6. The thermal buildup indicator of claim 2, wherein said photonic crystal layer has a thickness of 1 to 50 μm; and/or the viscoelastic polymer has a thickness of 1 to 50 μm.

7. The heat accumulation indicator of any one of claims 1 to 6 wherein the viscoelastic polymer is selected from the group consisting of: one or a mixture or copolymer of more than two of polyisoprene, atactic polypropylene, polybutadiene, polyisobutylene, silane, vinyl acetate, acrylate methacrylate and styrene.

8. The visual heat accumulation indicator of any one of claims 1 to 7 wherein the materials of substrates A and B are independently selected from the group consisting of: one of plastic, paper, leather, metal, wood, and ceramic;

preferably, the substrate a and/or substrate B is transparent;

more preferably, the substrate a and/or substrate B is PET plastic.

9. The heat accumulation indicator of any one of claims 1-8 wherein a barrier layer C is disposed between the composite layer a and the composite layer B;

preferably, the barrier layer C is a PET release film.

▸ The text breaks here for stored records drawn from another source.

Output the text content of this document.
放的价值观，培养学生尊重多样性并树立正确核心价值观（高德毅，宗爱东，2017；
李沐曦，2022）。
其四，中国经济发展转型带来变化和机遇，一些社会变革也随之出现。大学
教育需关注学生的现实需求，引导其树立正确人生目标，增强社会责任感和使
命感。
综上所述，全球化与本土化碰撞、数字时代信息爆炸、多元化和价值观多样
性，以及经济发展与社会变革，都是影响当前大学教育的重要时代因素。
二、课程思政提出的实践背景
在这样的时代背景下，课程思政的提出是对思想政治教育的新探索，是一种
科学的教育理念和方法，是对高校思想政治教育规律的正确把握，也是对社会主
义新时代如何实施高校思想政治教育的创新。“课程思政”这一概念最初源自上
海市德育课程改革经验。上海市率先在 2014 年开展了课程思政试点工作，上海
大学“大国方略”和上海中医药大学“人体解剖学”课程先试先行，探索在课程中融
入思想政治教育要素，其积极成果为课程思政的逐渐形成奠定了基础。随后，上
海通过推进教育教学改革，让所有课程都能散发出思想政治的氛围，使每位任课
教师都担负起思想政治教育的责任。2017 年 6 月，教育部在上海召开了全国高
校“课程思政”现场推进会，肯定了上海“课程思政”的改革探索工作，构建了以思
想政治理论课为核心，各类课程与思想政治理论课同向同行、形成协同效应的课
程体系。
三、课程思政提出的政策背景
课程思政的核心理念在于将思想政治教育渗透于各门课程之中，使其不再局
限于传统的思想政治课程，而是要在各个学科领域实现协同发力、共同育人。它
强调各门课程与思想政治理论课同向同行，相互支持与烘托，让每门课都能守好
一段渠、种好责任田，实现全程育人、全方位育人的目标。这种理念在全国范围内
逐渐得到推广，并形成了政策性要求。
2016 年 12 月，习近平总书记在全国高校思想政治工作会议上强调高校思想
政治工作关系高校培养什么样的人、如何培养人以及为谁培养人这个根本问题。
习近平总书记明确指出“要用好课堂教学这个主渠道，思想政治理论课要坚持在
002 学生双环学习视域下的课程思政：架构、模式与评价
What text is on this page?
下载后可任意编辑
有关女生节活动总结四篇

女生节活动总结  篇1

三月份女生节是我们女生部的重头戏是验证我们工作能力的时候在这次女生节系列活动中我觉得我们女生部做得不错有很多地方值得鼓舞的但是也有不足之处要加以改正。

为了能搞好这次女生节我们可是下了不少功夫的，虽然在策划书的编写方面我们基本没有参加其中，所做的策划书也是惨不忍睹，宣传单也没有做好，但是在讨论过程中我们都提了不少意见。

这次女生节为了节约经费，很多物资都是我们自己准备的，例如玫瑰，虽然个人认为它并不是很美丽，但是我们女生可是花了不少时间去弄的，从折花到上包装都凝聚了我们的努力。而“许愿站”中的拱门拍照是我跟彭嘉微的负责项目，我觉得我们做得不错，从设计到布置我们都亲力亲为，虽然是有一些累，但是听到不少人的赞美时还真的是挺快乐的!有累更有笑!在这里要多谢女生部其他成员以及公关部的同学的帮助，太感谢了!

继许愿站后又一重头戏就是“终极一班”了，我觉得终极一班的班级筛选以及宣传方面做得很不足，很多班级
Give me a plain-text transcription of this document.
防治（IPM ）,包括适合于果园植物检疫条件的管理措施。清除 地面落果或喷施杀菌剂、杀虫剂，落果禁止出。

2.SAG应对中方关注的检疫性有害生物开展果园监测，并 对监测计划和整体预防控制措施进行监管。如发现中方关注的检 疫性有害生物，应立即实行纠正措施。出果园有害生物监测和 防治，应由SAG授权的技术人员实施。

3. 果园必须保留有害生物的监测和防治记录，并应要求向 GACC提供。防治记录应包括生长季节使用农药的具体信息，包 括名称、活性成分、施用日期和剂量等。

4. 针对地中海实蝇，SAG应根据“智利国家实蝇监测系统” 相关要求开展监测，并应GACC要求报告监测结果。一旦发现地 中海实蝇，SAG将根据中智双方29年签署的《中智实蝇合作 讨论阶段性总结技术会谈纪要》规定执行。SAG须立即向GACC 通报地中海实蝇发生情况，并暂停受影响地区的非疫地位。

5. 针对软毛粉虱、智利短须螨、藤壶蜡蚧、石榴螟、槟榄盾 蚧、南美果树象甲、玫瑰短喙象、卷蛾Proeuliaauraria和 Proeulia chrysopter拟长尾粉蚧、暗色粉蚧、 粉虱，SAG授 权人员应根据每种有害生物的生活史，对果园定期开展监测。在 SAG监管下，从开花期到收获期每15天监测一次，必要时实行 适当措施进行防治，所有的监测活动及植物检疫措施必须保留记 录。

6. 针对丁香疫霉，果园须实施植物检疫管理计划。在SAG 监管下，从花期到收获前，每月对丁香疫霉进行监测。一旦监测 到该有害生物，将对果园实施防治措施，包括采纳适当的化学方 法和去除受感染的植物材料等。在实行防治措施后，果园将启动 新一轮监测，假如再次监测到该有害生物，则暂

10. A method of making a heat accumulation indicator as defined in any one of claims 1 to 9, comprising the steps of:

coating the photonic crystal material on a substrate A, and drying to obtain a composite layer A; and the number of the first and second groups,

coating the viscoelastic polymer on a substrate B, and drying to obtain a composite layer B;

preferably, the method further comprises the step of disposing a barrier layer C between the composite layer a and the composite layer B.

11. A method of monitoring the heat build-up history of an object comprising the step of attaching a heat build-up indicator according to any of claims 1-9 to the object or to the packaging of the object.